Jimmy’s voice broke into my thoughts. “Rob has strength of character, too,” he said. “One needs that, to endure.” 

He sounded matter of fact but I felt stricken anew. “It’s been rough for you.”

He said that wasn’t so. Overall he’d been fortunate. England was beautiful and he had his enjoyments—his work, his dog, poetry, chess. “I’m not unhappy,” he said.

I said not unhappy was a far cry from happy. After a pause, he said he sometimes wished there were other things.

I’d come too far to turn back. “Like what?” 

Another silence. “Neither Hiroko nor I is terribly demonstrative,” Jimmy said at last. “I know it’s often all she can do to make it through the day. But sometimes, some greater sense of being cherished would be nice.” 
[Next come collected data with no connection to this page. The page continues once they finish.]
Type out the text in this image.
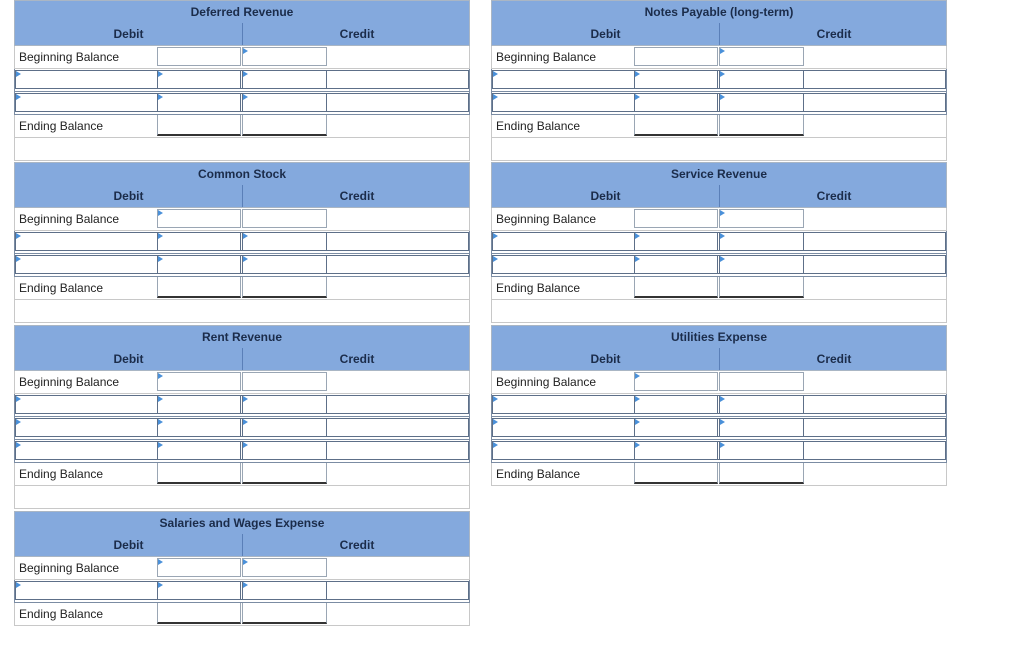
Deferred Revenue
Debit	Credit
Beginning Balance
Ending Balance
Notes Payable (long-term)
Debit	Credit
Beginning Balance
Ending Balance
Common Stock
Debit	Credit
Beginning Balance
Ending Balance
Service Revenue
Debit	Credit
Beginning Balance
Ending Balance
Rent Revenue
Debit	Credit
Beginning Balance
Ending Balance
Utilities Expense
Debit	Credit
Beginning Balance
Ending Balance
Salaries and Wages Expense
Debit	Credit
Beginning Balance
Ending Balance
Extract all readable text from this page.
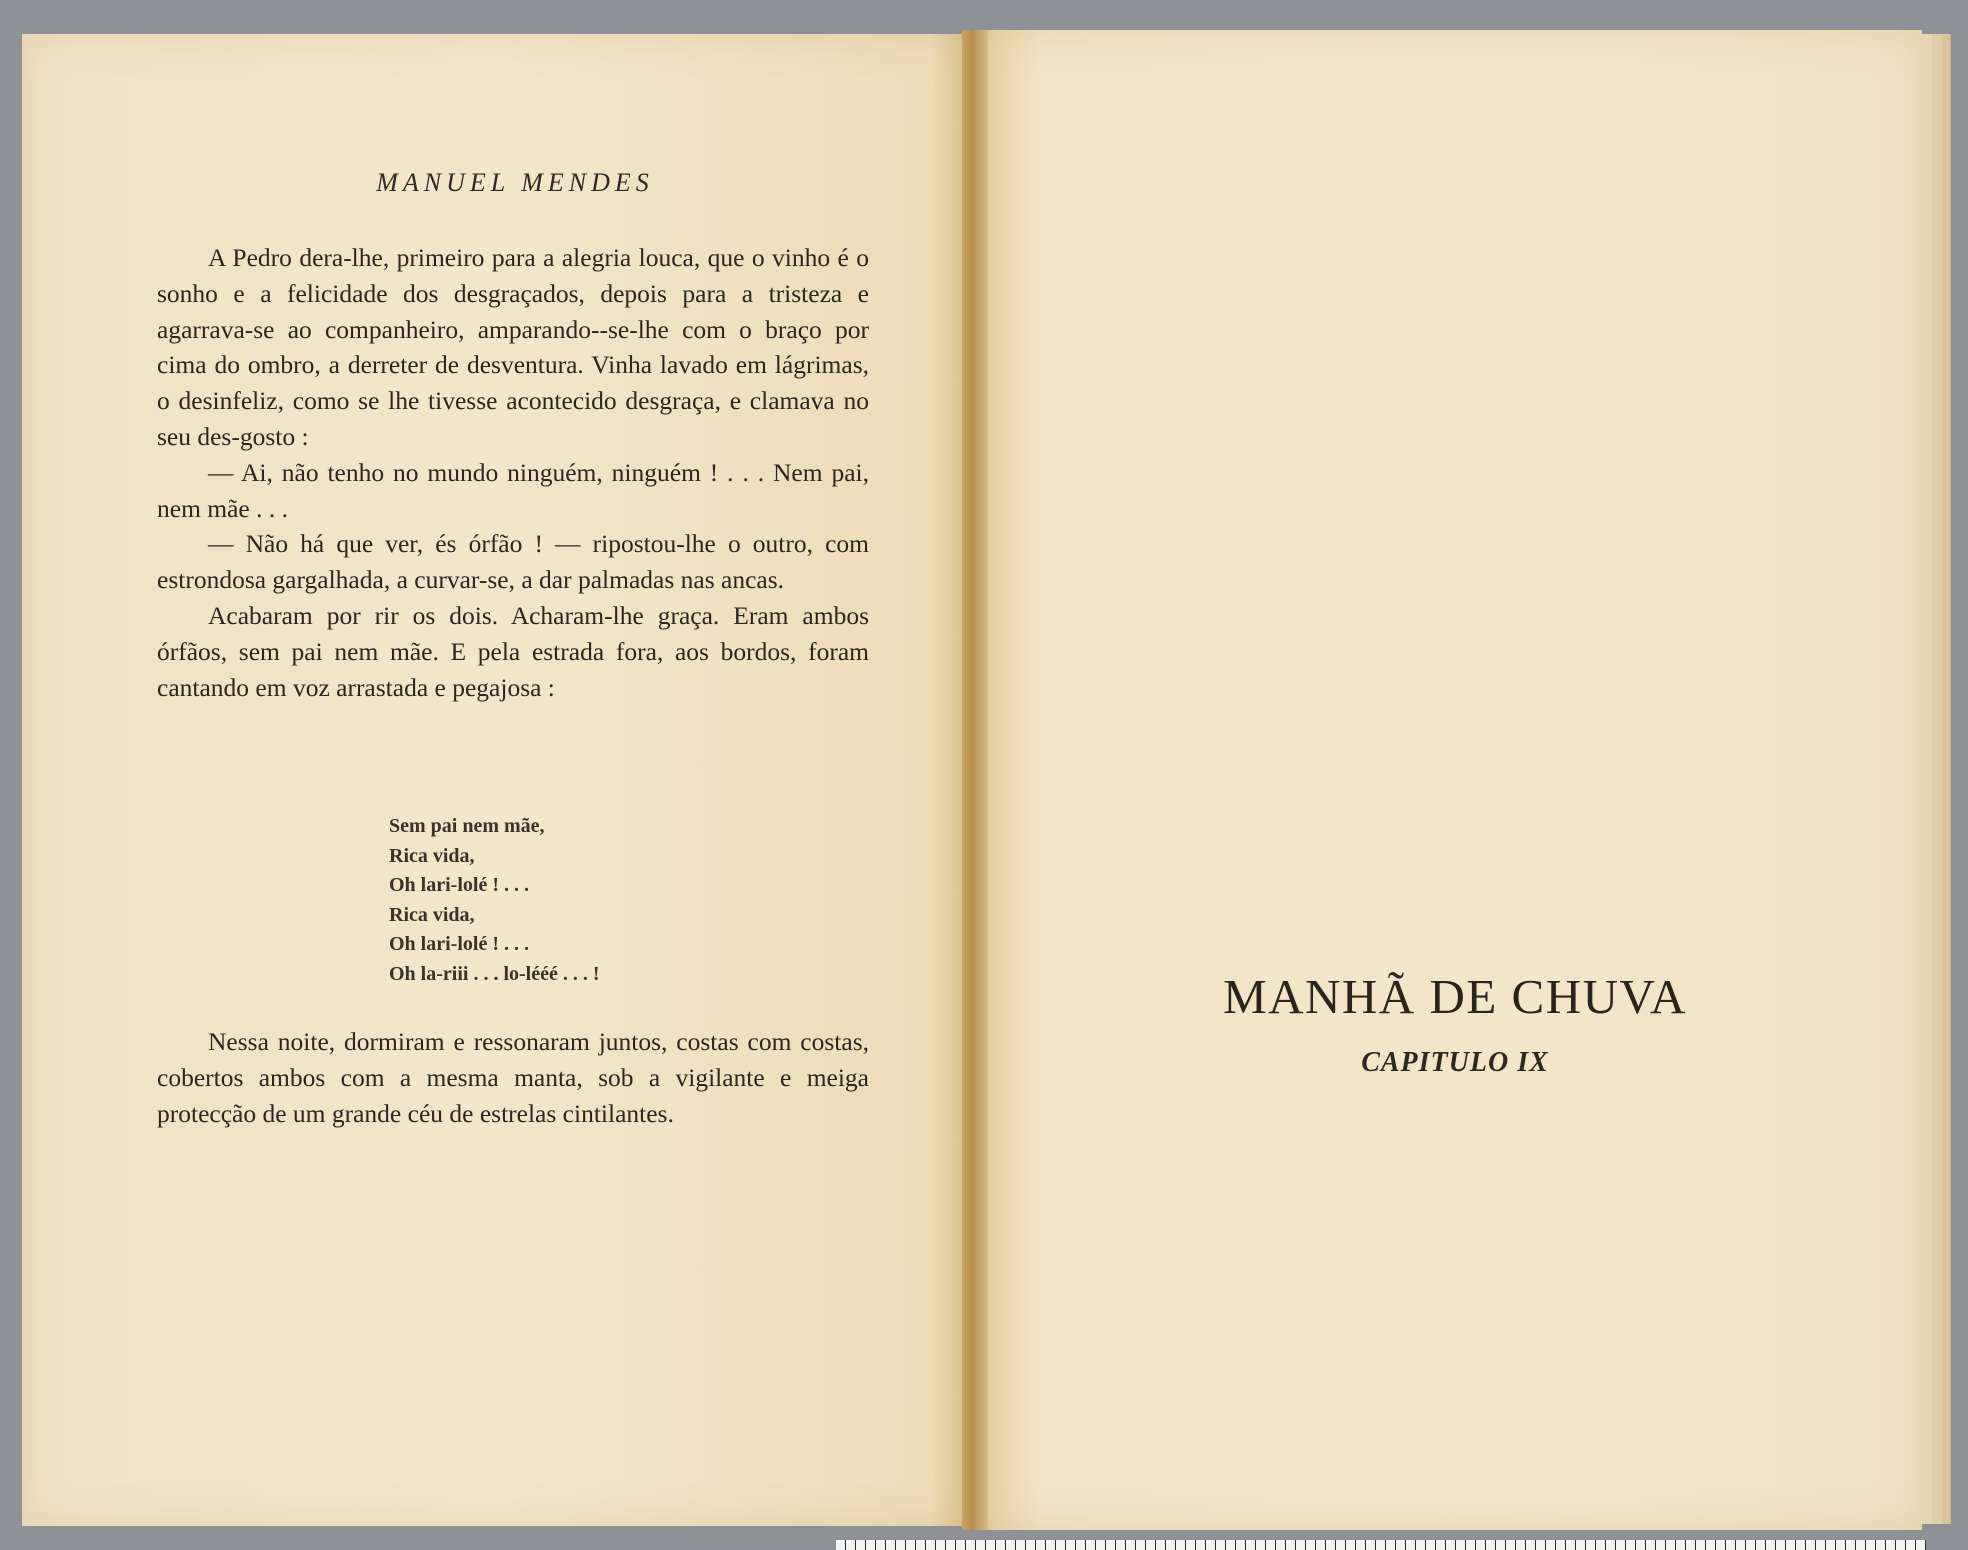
MANUEL MENDES

A Pedro dera-lhe, primeiro para a alegria louca, que o vinho é o sonho e a felicidade dos desgraçados, depois para a tristeza e agarrava-se ao companheiro, amparando--se-lhe com o braço por cima do ombro, a derreter de desventura. Vinha lavado em lágrimas, o desinfeliz, como se lhe tivesse acontecido desgraça, e clamava no seu des-gosto :

— Ai, não tenho no mundo ninguém, ninguém ! . . . Nem pai, nem mãe . . .

— Não há que ver, és órfão ! — ripostou-lhe o outro, com estrondosa gargalhada, a curvar-se, a dar palmadas nas ancas.

Acabaram por rir os dois. Acharam-lhe graça. Eram ambos órfãos, sem pai nem mãe. E pela estrada fora, aos bordos, foram cantando em voz arrastada e pegajosa :

Sem pai nem mãe,
Rica vida,
Oh lari-lolé ! . . .
Rica vida,
Oh lari-lolé ! . . .
Oh la-riii . . . lo-lééé . . . !

Nessa noite, dormiram e ressonaram juntos, costas com costas, cobertos ambos com a mesma manta, sob a vigilante e meiga protecção de um grande céu de estrelas cintilantes.

MANHÃ DE CHUVA
CAPITULO IX
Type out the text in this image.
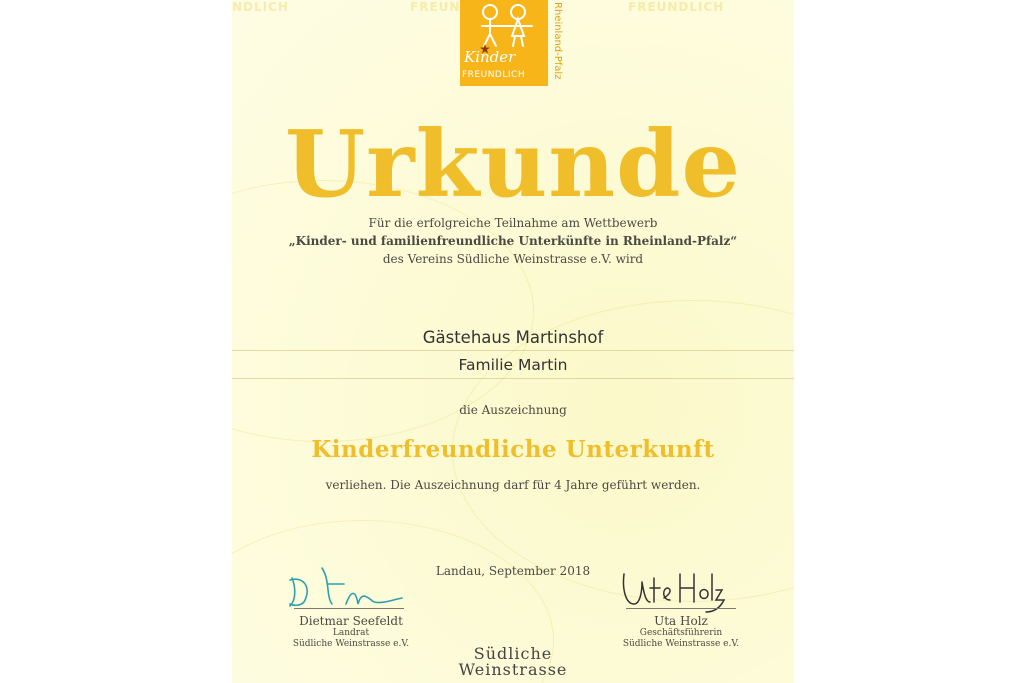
NDLICH	FREUN	FREUNDLICH
Kinder
FREUNDLICH	Rheinland-Pfalz
Urkunde
Für die erfolgreiche Teilnahme am Wettbewerb
„Kinder- und familienfreundliche Unterkünfte in Rheinland-Pfalz“
des Vereins Südliche Weinstrasse e.V. wird
Gästehaus Martinshof
Familie Martin
die Auszeichnung
Kinderfreundliche Unterkunft
verliehen. Die Auszeichnung darf für 4 Jahre geführt werden.
Landau, September 2018
Dietmar Seefeldt
Landrat
Südliche Weinstrasse e.V.
Uta Holz
Geschäftsführerin
Südliche Weinstrasse e.V.
Südliche
Weinstrasse
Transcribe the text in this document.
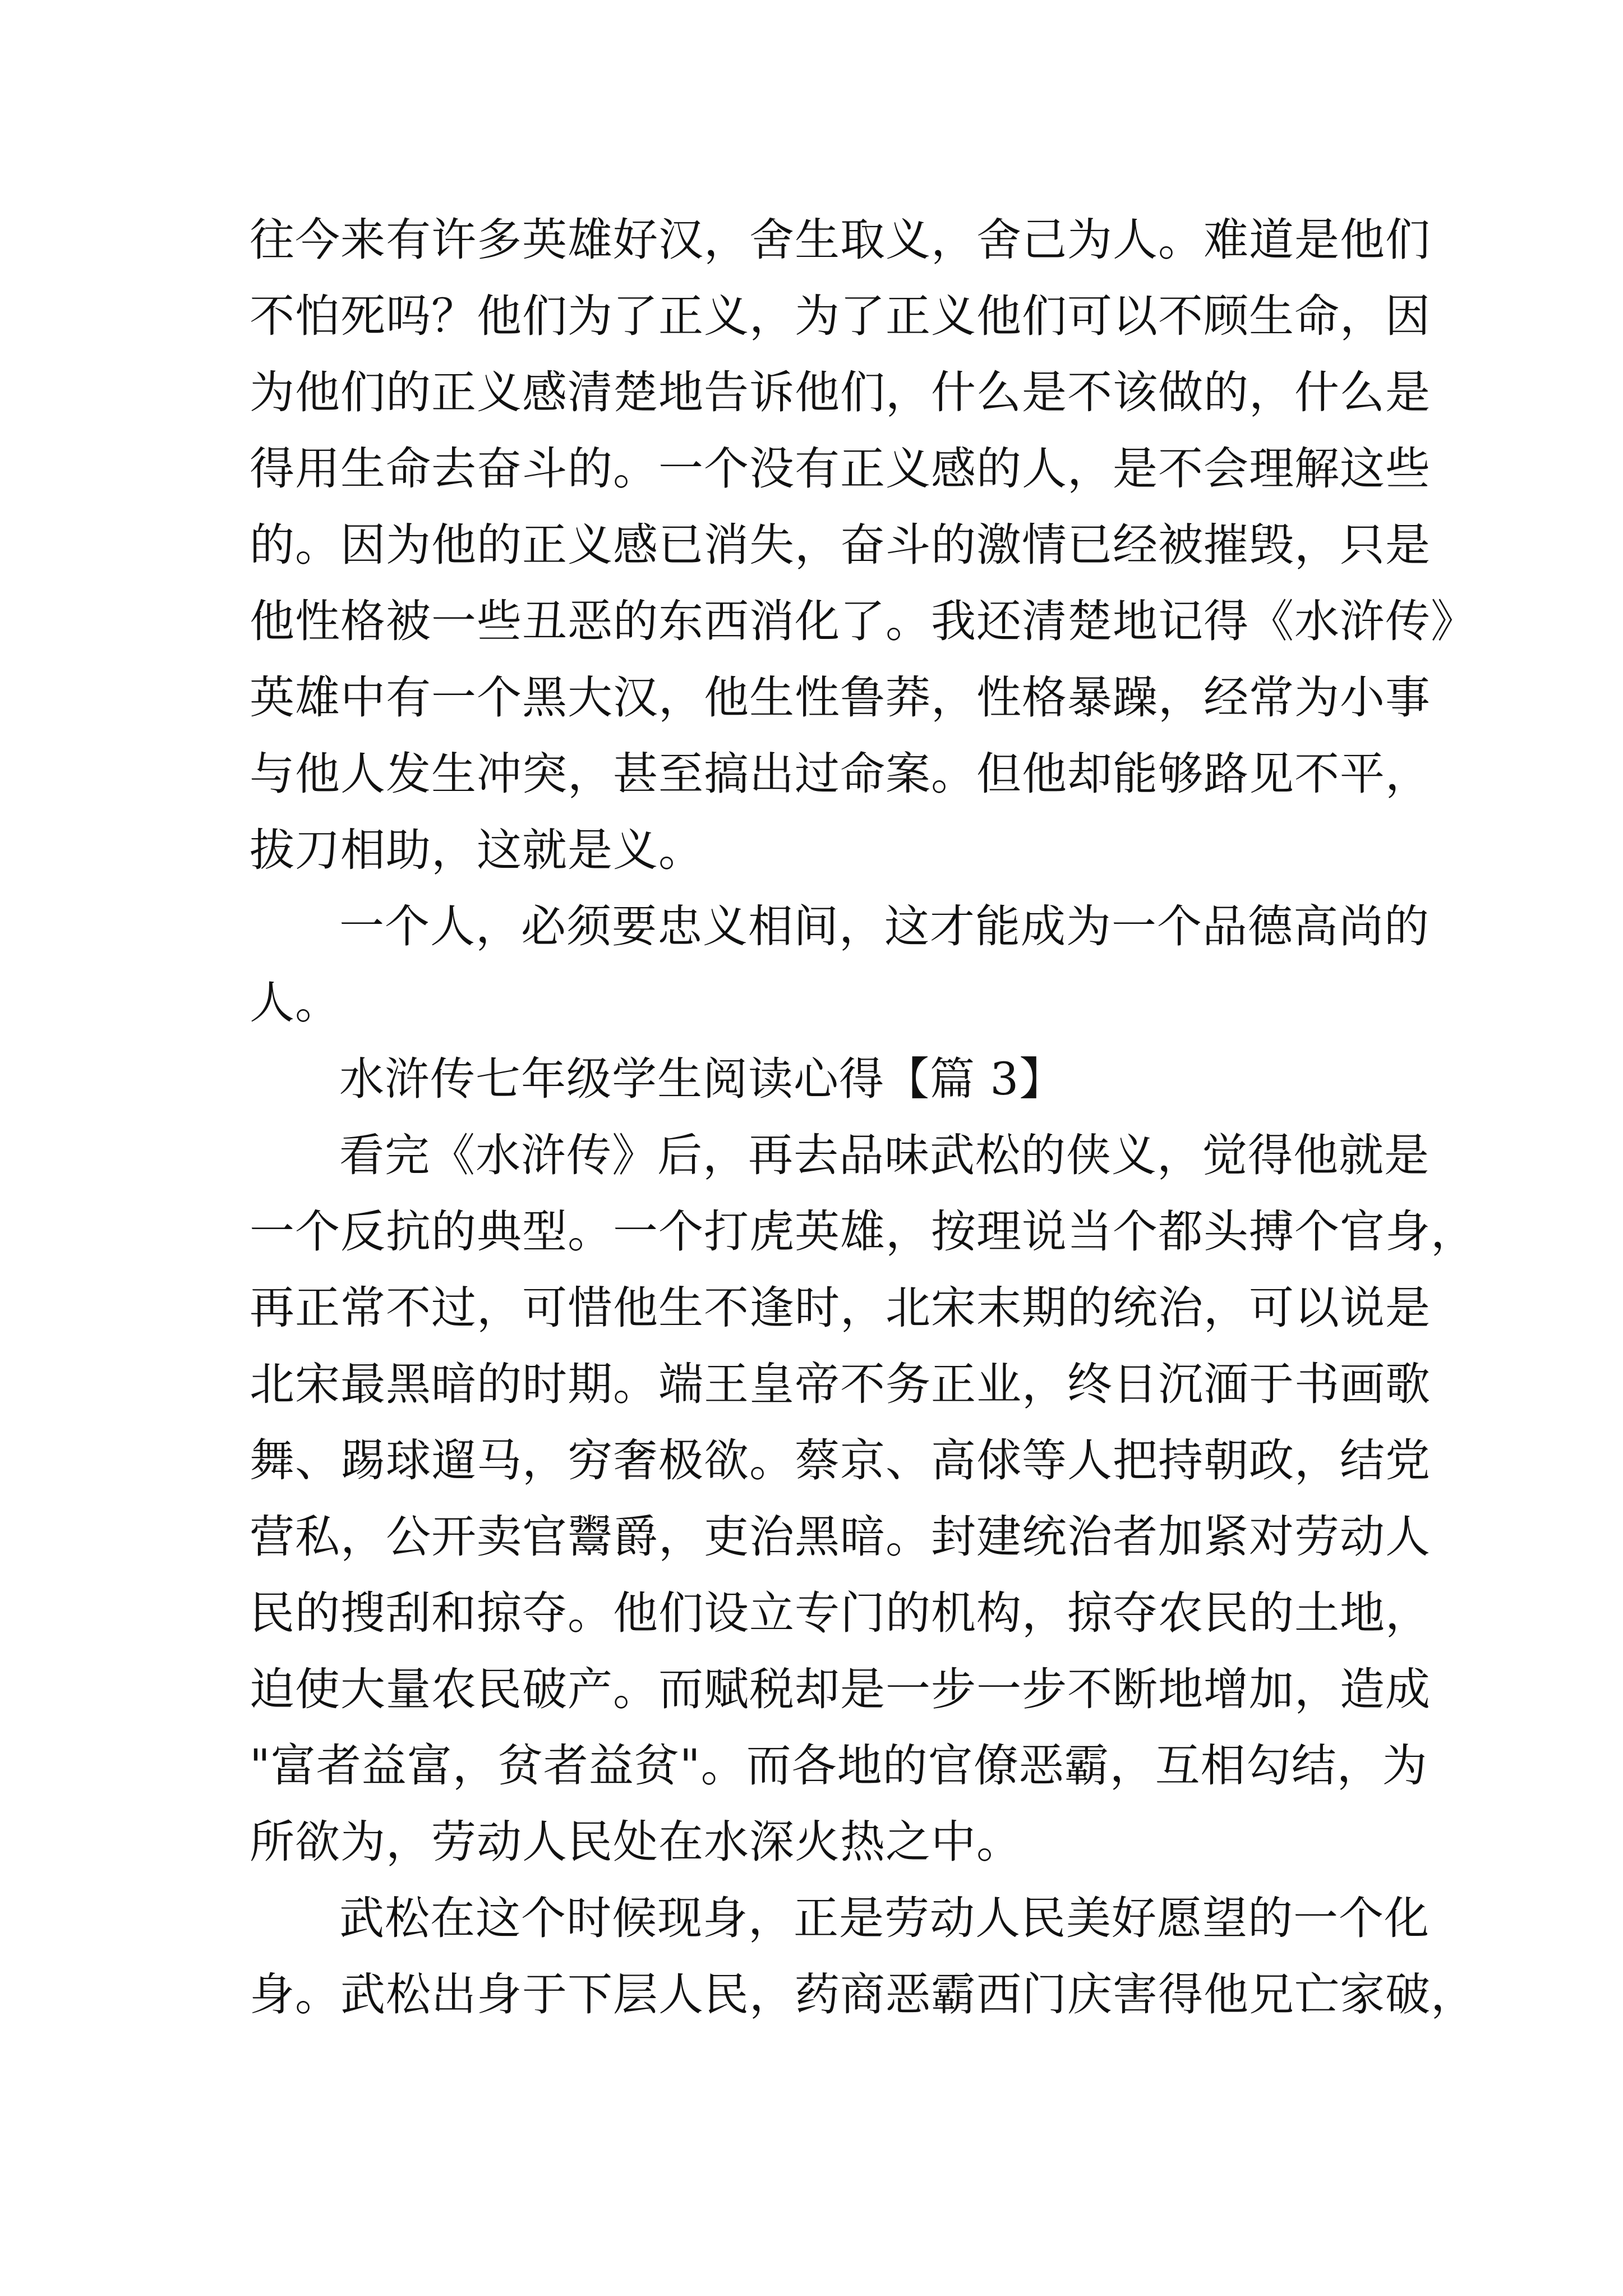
往今来有许多英雄好汉，舍生取义，舍己为人。难道是他们
不怕死吗？他们为了正义，为了正义他们可以不顾生命，因
为他们的正义感清楚地告诉他们，什么是不该做的，什么是
得用生命去奋斗的。一个没有正义感的人，是不会理解这些
的。因为他的正义感已消失，奋斗的激情已经被摧毁，只是
他性格被一些丑恶的东西消化了。我还清楚地记得《水浒传》
英雄中有一个黑大汉，他生性鲁莽，性格暴躁，经常为小事
与他人发生冲突，甚至搞出过命案。但他却能够路见不平，
拔刀相助，这就是义。
一个人，必须要忠义相间，这才能成为一个品德高尚的
人。
水浒传七年级学生阅读心得【篇 3】
看完《水浒传》后，再去品味武松的侠义，觉得他就是
一个反抗的典型。一个打虎英雄，按理说当个都头搏个官身，
再正常不过，可惜他生不逢时，北宋末期的统治，可以说是
北宋最黑暗的时期。端王皇帝不务正业，终日沉湎于书画歌
舞、踢球遛马，穷奢极欲。蔡京、高俅等人把持朝政，结党
营私，公开卖官鬻爵，吏治黑暗。封建统治者加紧对劳动人
民的搜刮和掠夺。他们设立专门的机构，掠夺农民的土地，
迫使大量农民破产。而赋税却是一步一步不断地增加，造成
"富者益富，贫者益贫"。而各地的官僚恶霸，互相勾结，为
所欲为，劳动人民处在水深火热之中。
武松在这个时候现身，正是劳动人民美好愿望的一个化
身。武松出身于下层人民，药商恶霸西门庆害得他兄亡家破，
It was then my eyes brimmed over. 

He added, more firmly, “And I’m sure that Hiroko on her side feels the same.”


Later that evening, I told Rob about my talk with Jimmy. Ever the optimist, he said Jimmy’s words proved he still loved Hiroko, yet I was less sure. Perhaps the pressure over the decades had been too much even for Jimmy. Perhaps no love could last in those conditions. Maybe RA would always win.

But just after my phone call with Jimmy, a memory, unbidden, had come to me. When he and Hiroko got together, his daughters and my sisters and I were teenagers. Tough girls, hardened by our parents’ unhappy marriages, we bonded over our shock and embarrassment at Jimmy and Hiroko’s behavior. To be so old and so moony! When they cooed at each other and kissed, we snickered, made jokes, and ostentatiously averted our gaze. At their wedding, when Jimmy’s voice broke in the middle of his vows, we hid from each other the sudden welling in our eyes.